Traces give you the most detailed view of an agent run. With CLAUDE_CODE_ENHANCED_TELEMETRY_BETA=1 set, each step of the agent loop becomes a span you can inspect in your tracing backend:
  • claude_code.interaction: wraps a single turn of the agent loop, from receiving a prompt to producing a response.
  • claude_code.llm_request: wraps each call to the Claude API, with model name, latency, and token counts as attributes.
  • claude_code.tool: wraps each tool invocation, with child spans for the permission wait (claude_code.tool.blocked_on_user) and the execution itself (claude_code.tool.execution).
  • claude_code.hook: wraps each hook execution.
Every span carries a session.id attribute. When you make several query() calls against the same session, filter on session.id in your backend to see them as one timeline.
Tracing is in beta. Span names and attributes may change between releases. See Traces (beta) in the Monitoring reference for the trace exporter configuration variables.

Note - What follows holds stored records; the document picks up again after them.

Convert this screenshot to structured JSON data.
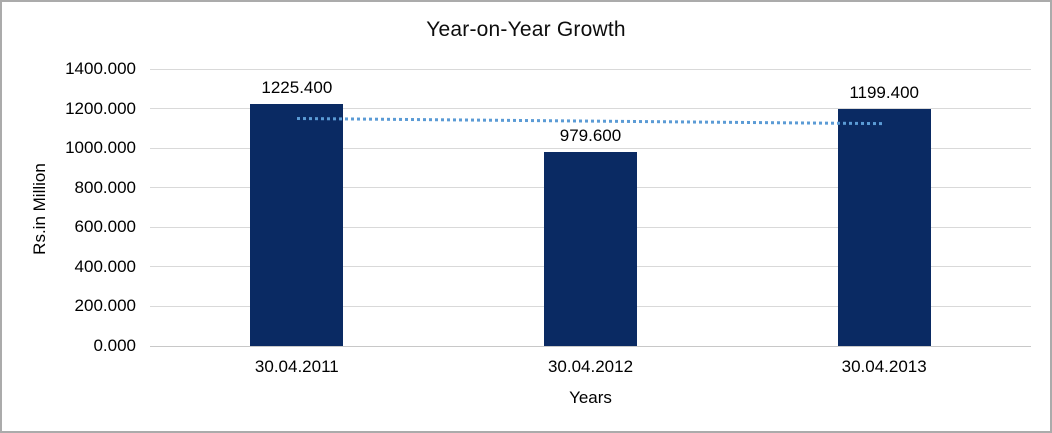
{
  "chart_data": {
    "type": "bar",
    "title": "Year-on-Year Growth",
    "categories": [
      "30.04.2011",
      "30.04.2012",
      "30.04.2013"
    ],
    "values": [
      1225.4,
      979.6,
      1199.4
    ],
    "data_labels": [
      "1225.400",
      "979.600",
      "1199.400"
    ],
    "xlabel": "Years",
    "ylabel": "Rs.in Million",
    "ylim": [
      0,
      1400
    ],
    "ytick_step": 200,
    "ytick_labels": [
      "0.000",
      "200.000",
      "400.000",
      "600.000",
      "800.000",
      "1000.000",
      "1200.000",
      "1400.000"
    ],
    "grid": true,
    "legend": "none",
    "trendline": {
      "type": "linear",
      "style": "dotted",
      "start_value": 1148,
      "end_value": 1122,
      "spans_categories": [
        0,
        2
      ]
    },
    "colors": {
      "bar": "#0A2A63",
      "trendline": "#5B9BD5",
      "gridline": "#D9D9D9",
      "axis_line": "#C8C8C8",
      "text": "#000000",
      "frame_border": "#ABABAB",
      "background": "#FFFFFF"
    }
  }
}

Tag telemetry from your agent

By default, the CLI reports service.name as claude-code. If you run several agents, or run the SDK alongside other services that export to the same collector, override the service name and add resource attributes so you can filter by agent in your backend. The following example renames the service and attaches deployment metadata. These values are applied as OpenTelemetry resource attributes on every span, metric, and event the agent emits:
options = ClaudeAgentOptions(
    env={
        # ... exporter configuration ...
        "OTEL_SERVICE_NAME": "support-triage-agent",
        "OTEL_RESOURCE_ATTRIBUTES": "service.version=1.4.0,deployment.environment=production",
    },
)

Control sensitive data in exports

Telemetry is structural by default. Token counts, durations, model names, and tool names are always recorded, but the content your agent reads and writes is not. Three opt-in variables add content to the exported data:
VariableAdds
OTEL_LOG_USER_PROMPTS=1Prompt text on claude_code.user_prompt events and on the claude_code.interaction span
OTEL_LOG_TOOL_DETAILS=1Tool input arguments (file paths, shell commands, search patterns) on claude_code.tool_result events
OTEL_LOG_TOOL_CONTENT=1Full tool input and output bodies as span events on claude_code.tool, truncated at 60 KB. Requires tracing to be enabled
Leave these unset unless your observability pipeline is approved to store the data your agent handles. See Security and privacy in the Monitoring reference for the full list of attributes and redaction behavior. These guides cover adjacent topics for monitoring and deploying agents:
  • Track cost and usage: read token and cost data from the message stream without an external backend.
  • Hosting the Agent SDK: deploy agents in containers where you can set OpenTelemetry variables at the environment level.
  • Monitoring: the complete reference for every environment variable, metric, and event the CLI emits.